Heisman Trophy winner Jameis Winston threw for over 4,000 yards and 40 touchdowns this season for Florida State. Auburn's Tre Mason ran for 1,816 yards and 23 touchdowns, including a dominant performance in the SEC Championship game - he accounted for 304 yards on the ground against Mizzou. Heisman runner-up AJ McCarron threw for over 3,000 yards and 28 TDs for Alabama.
While all of these players were all finalists for the Heisman Trophy and had extremely impressive seasons, none of them meant more to their team than Connor Shaw did to the South Carolina Gamecocks.
Shaw didn't throw for nearly as many touchdowns as Winston, and he threw for 500 fewer passing yards than McCarron, but what he brought to a Gamecocks team that won 33 games in his three years as starting quarterback can't be measured in statistics.
It all began in the preseason of 2010, when Gamecocks coach Steve Spurrier named Shaw the opening-day starter over incumbent (but troubled) quarterback Stephen Garcia. Spurrier claimed that Shaw simply outplayed Garcia in training camp and truly earned the starting nod. Many fans questioned the decision, and the doubters looked vindicated when Shaw only lasted one quarter against East Carolina and Garcia came in to lead the Gamecocks back from a 17-0 deficit.
Four games later, Garcia was no longer with the program thanks to his struggles with substance abuse. Shaw was the guy, whether fans liked it or not, and he proved himself in his return to the starting lineup. South Carolina cruised to a 54-3 win over Kentucky, and Shaw would win 26 of his next 31 games as a starter.
It was Shaw's 2013 campaign, though, that made him the best quarterback in Gamecock history. Ironically, it was the one game that he didn't start that encompassed everything he's meant to the Gamecocks over the course of his career.

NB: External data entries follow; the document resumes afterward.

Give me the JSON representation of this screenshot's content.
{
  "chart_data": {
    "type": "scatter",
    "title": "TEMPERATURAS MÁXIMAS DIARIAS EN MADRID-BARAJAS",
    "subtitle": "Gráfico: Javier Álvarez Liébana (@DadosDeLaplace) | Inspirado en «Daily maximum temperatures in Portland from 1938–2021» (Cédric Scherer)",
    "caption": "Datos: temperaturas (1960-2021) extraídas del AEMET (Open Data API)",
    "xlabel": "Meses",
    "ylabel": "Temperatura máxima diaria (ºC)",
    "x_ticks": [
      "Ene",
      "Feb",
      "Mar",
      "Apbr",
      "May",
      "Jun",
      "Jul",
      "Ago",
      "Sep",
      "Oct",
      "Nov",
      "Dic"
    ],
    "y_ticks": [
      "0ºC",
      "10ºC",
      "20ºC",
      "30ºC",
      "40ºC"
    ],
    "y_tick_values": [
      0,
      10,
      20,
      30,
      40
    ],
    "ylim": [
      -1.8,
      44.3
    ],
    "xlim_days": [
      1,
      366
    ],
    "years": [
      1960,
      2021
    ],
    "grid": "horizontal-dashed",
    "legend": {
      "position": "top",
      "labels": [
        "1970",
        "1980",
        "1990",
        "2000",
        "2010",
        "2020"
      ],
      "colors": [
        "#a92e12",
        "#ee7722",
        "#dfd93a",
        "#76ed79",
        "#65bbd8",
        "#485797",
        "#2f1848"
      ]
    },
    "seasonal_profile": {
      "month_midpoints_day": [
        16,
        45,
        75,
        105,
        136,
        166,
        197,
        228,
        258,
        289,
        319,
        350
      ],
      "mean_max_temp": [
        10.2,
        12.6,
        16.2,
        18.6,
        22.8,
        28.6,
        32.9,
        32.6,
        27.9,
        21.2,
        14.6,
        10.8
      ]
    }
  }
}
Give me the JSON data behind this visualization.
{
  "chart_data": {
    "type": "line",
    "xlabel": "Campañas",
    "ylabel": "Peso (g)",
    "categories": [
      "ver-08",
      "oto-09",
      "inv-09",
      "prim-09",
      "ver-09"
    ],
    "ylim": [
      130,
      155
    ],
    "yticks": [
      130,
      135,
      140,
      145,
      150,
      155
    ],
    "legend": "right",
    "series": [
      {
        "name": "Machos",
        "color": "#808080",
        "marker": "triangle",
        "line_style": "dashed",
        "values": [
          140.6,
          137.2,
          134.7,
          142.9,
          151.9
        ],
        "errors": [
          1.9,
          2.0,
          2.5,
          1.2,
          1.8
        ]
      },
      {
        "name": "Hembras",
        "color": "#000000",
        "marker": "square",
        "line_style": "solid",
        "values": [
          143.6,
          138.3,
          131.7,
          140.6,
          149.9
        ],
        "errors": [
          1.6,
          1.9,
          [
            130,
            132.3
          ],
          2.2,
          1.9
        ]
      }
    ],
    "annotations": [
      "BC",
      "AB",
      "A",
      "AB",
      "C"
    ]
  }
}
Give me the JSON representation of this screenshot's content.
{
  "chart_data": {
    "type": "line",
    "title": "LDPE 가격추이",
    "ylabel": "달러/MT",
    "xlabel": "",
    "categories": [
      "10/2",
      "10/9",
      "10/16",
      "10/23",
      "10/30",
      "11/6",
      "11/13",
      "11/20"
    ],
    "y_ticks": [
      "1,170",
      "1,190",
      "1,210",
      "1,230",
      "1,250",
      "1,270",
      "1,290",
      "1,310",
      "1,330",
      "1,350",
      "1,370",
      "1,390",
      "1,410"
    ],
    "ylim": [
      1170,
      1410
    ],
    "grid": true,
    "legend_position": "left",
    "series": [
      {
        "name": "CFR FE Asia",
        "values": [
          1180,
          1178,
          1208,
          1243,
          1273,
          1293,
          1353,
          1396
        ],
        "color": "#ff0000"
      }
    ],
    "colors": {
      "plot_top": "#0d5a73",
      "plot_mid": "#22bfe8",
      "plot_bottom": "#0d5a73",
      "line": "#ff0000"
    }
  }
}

On October 26th, the Gamecocks faced a 17-0 deficit on the road in Columbia, Missouri. Backup quarterback Dylan Thompson was starting in place of Shaw, who had sprained his knee in the previous week's loss to Tennessee. Although Thompson had proven himself numerous times over his career as a quality QB, he just wasn't able to get anything going that night.
Shaw, who was also battling flu-like symptoms before the game, heard Steve Spurrier call his number. At the beginning of the 4th quarter, Shaw came in to try to spark an offense that had looked totally inept up to that point. Shaw immediately led the Gamecocks back from the dead. He finished 20-29 for 201 yards and three touchdowns, including a two-yard TD pass to Nick Jones that tied the game with 42 seconds left in regulation - and a miraculous 15-yard TD pass on fourth down to extend the game to a second overtime, where the Gamecocks won 27-24.
But for all the stats that Shaw put up in 2013 and over the course of his career, the only one he was ever worried about was the number in the win column. Shaw was the most selfless player on a Gamecocks squad that has had its best three-year run in the program history - a run that included three straight 11-win seasons, five straight wins over in-state rival Clemson, and three straight bowl victories. Before South Carolina's 2011 Capital One Bowl victory, the Gamecocks had only won four bowl games in their over 100 years as a division 1 team.
It's no coincidence that Shaw was at the helm during South Carolina's best run ever. If the Heisman Trophy was more about the most valuable player rather than the guy with the most impressive stats, Shaw would have garnered much more attention.
There's no telling how many games the Gamecocks would have won if Shaw wasn't giving everything he had on the field over the past four years. But thankfully for South Carolina fans, number 14 was their guy, winning games no matter the pain or the cost - and for that, Gamecock Nation will always be grateful.